Consequences of Trade Openness on Firm-level Decisions and Implications for Volatility and Wage Inequality
Open Access
- Author:
- Riano, Alejandro
- Graduate Program:
- Economics
- Degree:
- Doctor of Philosophy
- Document Type:
- Dissertation
- Date of Defense:
- July 17, 2009
- Committee Members:
- James R. Tybout, Dissertation Advisor/Co-Advisor
James R. Tybout, Committee Chair/Co-Chair
Andres Rodriguez Clare, Committee Member
Ruilin Zhou, Committee Member
Mark Sebastian Anner, Committee Member
Vijay Krishna, Committee Member - Keywords:
- International trade
wage inequality
volatility - Abstract:
- This dissertation develops dynamic stochastic models of heterogeneous firms in small open economies and uses them to analyze how firms' decisions are shaped by their participation in export markets and to understand the implications that these decisions have for firm-level volatility and the behavior of wage inequality in developing countries. Chapter 1 presents a brief description of the issues discussed in the following two chapters. Chapter 2 seeks to find whether exporting helps to reduce a firm's sales volatility by means of diversifying aggregate shocks in its domestic market in an economy with no capital markets and in which exporting is costly. This is a partial equilibrium model with monopolistically-competitive, risk-averse firms that are heterogeneous with respect to their productivity, capital stock and exporting status and that face idiosyncratic as well as aggregate uncertainty. Firms become exporters primarily because of the positive impact to mean profits, even if it means experiencing higher volatility of sales. However, firms take advantage of the possibilities to diversify their revenues, as firms are more likely to become exporters when the correlation between domestic and external aggregate shocks is low and when risk aversion is high.
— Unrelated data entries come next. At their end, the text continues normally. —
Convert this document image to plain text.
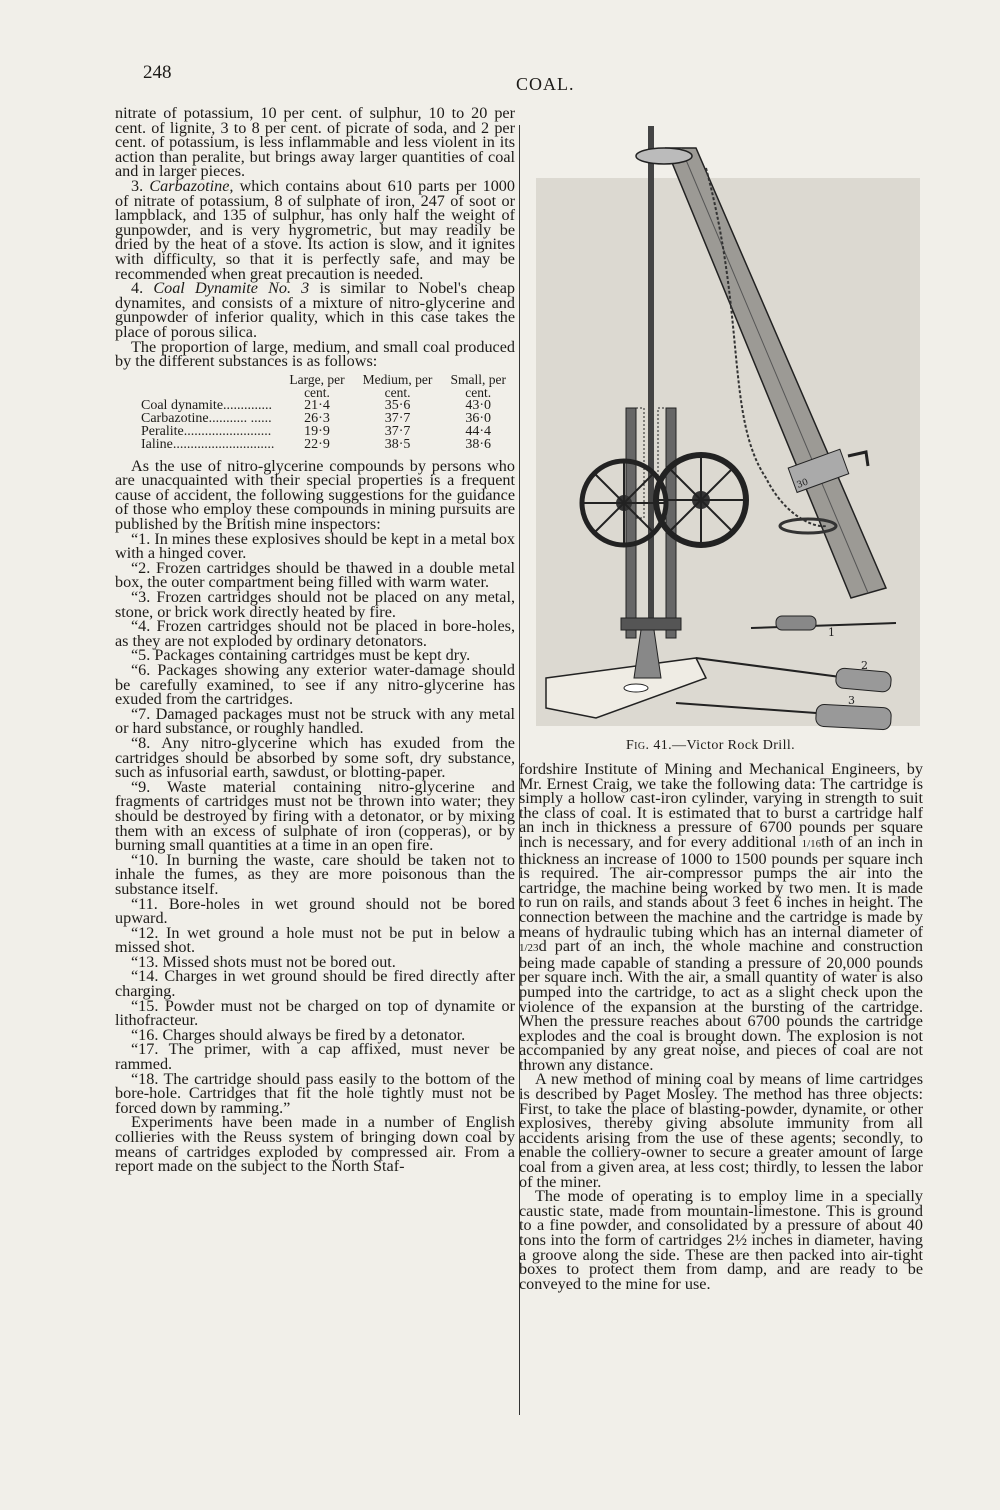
248
COAL.

nitrate of potassium, 10 per cent. of sulphur, 10 to 20 per cent. of lignite, 3 to 8 per cent. of picrate of soda, and 2 per cent. of potassium, is less inflammable and less violent in its action than peralite, but brings away larger quantities of coal and in larger pieces.

3. Carbazotine, which contains about 610 parts per 1000 of nitrate of potassium, 8 of sulphate of iron, 247 of soot or lampblack, and 135 of sulphur, has only half the weight of gunpowder, and is very hygrometric, but may readily be dried by the heat of a stove. Its action is slow, and it ignites with difficulty, so that it is perfectly safe, and may be recommended when great precaution is needed.

4. Coal Dynamite No. 3 is similar to Nobel's cheap dynamites, and consists of a mixture of nitro-glycerine and gunpowder of inferior quality, which in this case takes the place of porous silica.

The proportion of large, medium, and small coal produced by the different substances is as follows:

	Large, per cent.	Medium, per cent.	Small, per cent.
Coal dynamite..............	21·4	35·6	43·0
Carbazotine........... ......	26·3	37·7	36·0
Peralite.........................	19·9	37·7	44·4
Ialine.............................	22·9	38·5	38·6

As the use of nitro-glycerine compounds by persons who are unacquainted with their special properties is a frequent cause of accident, the following suggestions for the guidance of those who employ these compounds in mining pursuits are published by the British mine inspectors:

“1. In mines these explosives should be kept in a metal box with a hinged cover.

“2. Frozen cartridges should be thawed in a double metal box, the outer compartment being filled with warm water.

“3. Frozen cartridges should not be placed on any metal, stone, or brick work directly heated by fire.

“4. Frozen cartridges should not be placed in bore-holes, as they are not exploded by ordinary detonators.

“5. Packages containing cartridges must be kept dry.

“6. Packages showing any exterior water-damage should be carefully examined, to see if any nitro-glycerine has exuded from the cartridges.

“7. Damaged packages must not be struck with any metal or hard substance, or roughly handled.

“8. Any nitro-glycerine which has exuded from the cartridges should be absorbed by some soft, dry substance, such as infusorial earth, sawdust, or blotting-paper.

“9. Waste material containing nitro-glycerine and fragments of cartridges must not be thrown into water; they should be destroyed by firing with a detonator, or by mixing them with an excess of sulphate of iron (copperas), or by burning small quantities at a time in an open fire.

“10. In burning the waste, care should be taken not to inhale the fumes, as they are more poisonous than the substance itself.

“11. Bore-holes in wet ground should not be bored upward.

“12. In wet ground a hole must not be put in below a missed shot.

“13. Missed shots must not be bored out.

“14. Charges in wet ground should be fired directly after charging.

“15. Powder must not be charged on top of dynamite or lithofracteur.

“16. Charges should always be fired by a detonator.

“17. The primer, with a cap affixed, must never be rammed.

“18. The cartridge should pass easily to the bottom of the bore-hole. Cartridges that fit the hole tightly must not be forced down by ramming.”

Experiments have been made in a number of English collieries with the Reuss system of bringing down coal by means of cartridges exploded by compressed air. From a report made on the subject to the North Staf-

30
1
2
3
Fig. 41.—Victor Rock Drill.

fordshire Institute of Mining and Mechanical Engineers, by Mr. Ernest Craig, we take the following data: The cartridge is simply a hollow cast-iron cylinder, varying in strength to suit the class of coal. It is estimated that to burst a cartridge half an inch in thickness a pressure of 6700 pounds per square inch is necessary, and for every additional 1/16th of an inch in thickness an increase of 1000 to 1500 pounds per square inch is required. The air-compressor pumps the air into the cartridge, the machine being worked by two men. It is made to run on rails, and stands about 3 feet 6 inches in height. The connection between the machine and the cartridge is made by means of hydraulic tubing which has an internal diameter of 1/23d part of an inch, the whole machine and construction being made capable of standing a pressure of 20,000 pounds per square inch. With the air, a small quantity of water is also pumped into the cartridge, to act as a slight check upon the violence of the expansion at the bursting of the cartridge. When the pressure reaches about 6700 pounds the cartridge explodes and the coal is brought down. The explosion is not accompanied by any great noise, and pieces of coal are not thrown any distance.

A new method of mining coal by means of lime cartridges is described by Paget Mosley. The method has three objects: First, to take the place of blasting-powder, dynamite, or other explosives, thereby giving absolute immunity from all accidents arising from the use of these agents; secondly, to enable the colliery-owner to secure a greater amount of large coal from a given area, at less cost; thirdly, to lessen the labor of the miner.

The mode of operating is to employ lime in a specially caustic state, made from mountain-limestone. This is ground to a fine powder, and consolidated by a pressure of about 40 tons into the form of cartridges 2½ inches in diameter, having a groove along the side. These are then packed into air-tight boxes to protect them from damp, and are ready to be conveyed to the mine for use.
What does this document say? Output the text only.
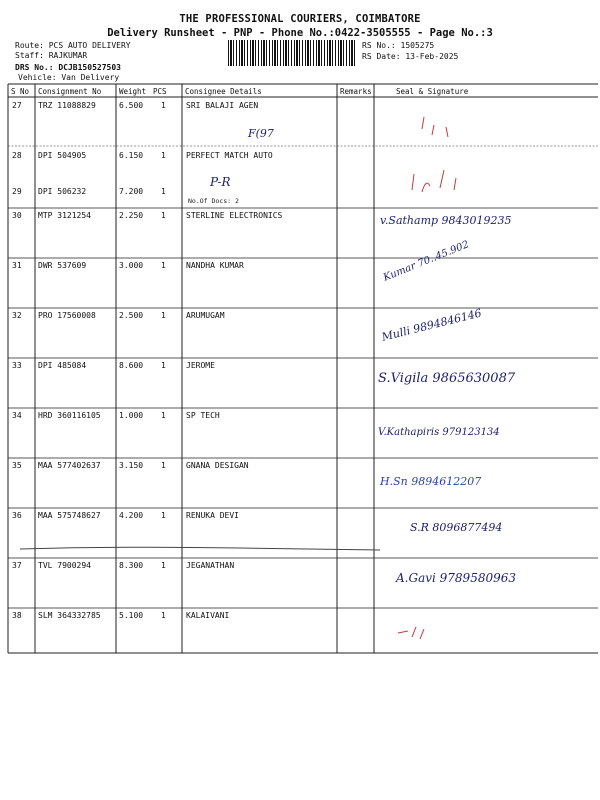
THE PROFESSIONAL COURIERS, COIMBATORE
Delivery Runsheet - PNP - Phone No.:0422-3505555 - Page No.:3
Route: PCS AUTO DELIVERY
Staff: RAJKUMAR
DRS No.: DCJB150527503
Vehicle: Van Delivery
RS No.: 1505275
RS Date: 13-Feb-2025
S No Consignment No Weight PCS Consignee Details	Remarks	Seal & Signature
27 TRZ 11088829	6.500 1	SRI BALAJI AGEN
F(97
28 DPI 504905	6.150 1	PERFECT MATCH AUTO
29 DPI 506232	7.200 1
No.Of Docs: 2
P-R
30 MTP 3121254	2.250 1	STERLINE ELECTRONICS	v.Sathamp 9843019235
31 DWR 537609	3.000 1	NANDHA KUMAR	Kumar 70..45.902
32 PRO 17560008	2.500 1	ARUMUGAM	Mulli 9894846146
33 DPI 485084	8.600 1	JEROME
S.Vigila 9865630087
34 HRD 360116105 1.000 1	SP TECH
V.Kathapiris 979123134
35 MAA 577402637 3.150 1	GNANA DESIGAN
H.Sn 9894612207
36 MAA 575748627 4.200 1	RENUKA DEVI
S.R 8096877494
37 TVL 7900294	8.300 1	JEGANATHAN
A.Gavi 9789580963
38 SLM 364332785 5.100 1	KALAIVANI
Chapter 3 builds a dynamic stochastic general equilibrium model of industry evolution for a small open economy in order to understand the link between trade liberalization, technology adoption and wage inequality. Monopolistically-competitive firms use skilled and unskilled labor, decide whether to export or not, and choose what technology to operate. The technology that a firm employs determines the stochastic process for skilled labor productivity, so that larger, more productive firms tend to be more skill-intensive, as observed in the data. The model is estimated using a Simulated Method of Moments estimator, and fitted to plant-level data from the Mexican manufacturing sector after the trade liberalization of 1985. The estimates of the structural model suggest that the skill-biased technology adoption spurred by a unilateral trade liberalization of the magnitude observed in Mexico would result in an increase in the skill premium of about 4.2 percentage points in steady state.